The Coal Miner's Son and Future Senator

Senator Byrd (D-W. Va.) has long by a mainstay of the coal industry.  Actually, you could add the phrase “has long been” to almost any sentence about Byrd — he’s been around for a heck of a long time.  After all, he’s served longer than any member of Congress in history.  You might expect him to be a dinosaur, with views fossilized sometime around the same time that the coal beds of West Virginia formed.  (OK, if you want to get technical the coal beds predate the dinosaurs, but you get the idea.)  Metaphors aside, given his age and the importance of coal to his home state, you’d expect Byrd to be a stalwart opponent of mining regulation and climate change legislation.
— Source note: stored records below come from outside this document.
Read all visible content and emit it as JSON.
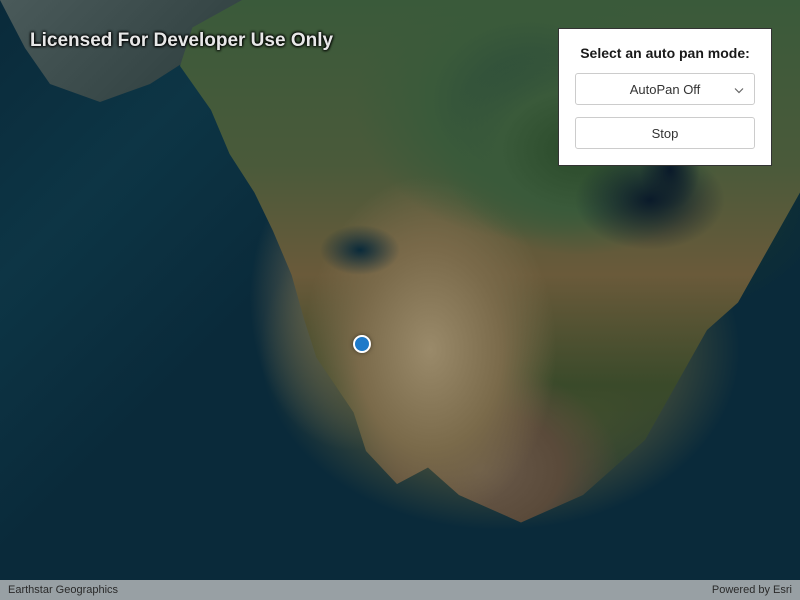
{
  "watermark": "Licensed For Developer Use Only",
  "panel": {
    "title": "Select an auto pan mode:",
    "dropdown_value": "AutoPan Off",
    "stop_label": "Stop"
  },
  "attribution": {
    "left": "Earthstar Geographics",
    "right": "Powered by Esri"
  },
  "marker": {
    "color": "#1e7ac9"
  }
}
Not so.  TNR reports that Byrd is now abandoning the industry position on environmental issues, including mountaintop mining and climate change.  In December he said that “The truth is that some form of climate legislation will likely become public policy because most American voters want a healthier environment.”  In the same speech, he expressed serious doubt about mountaintop mining — partly for the reason (obvious enough once you think of it) that this method of mining cuts employment in the coal industry.

History is full of ironies.  Who would have thought that the progressive voice in West Virginia would be a man who was once an Exalted Cyclops of the Ku Klux Klan?  Of course, that was when he was only 24, which was almost 70 years ago —  most of us can only hope to be granted that much time for our views to evolve.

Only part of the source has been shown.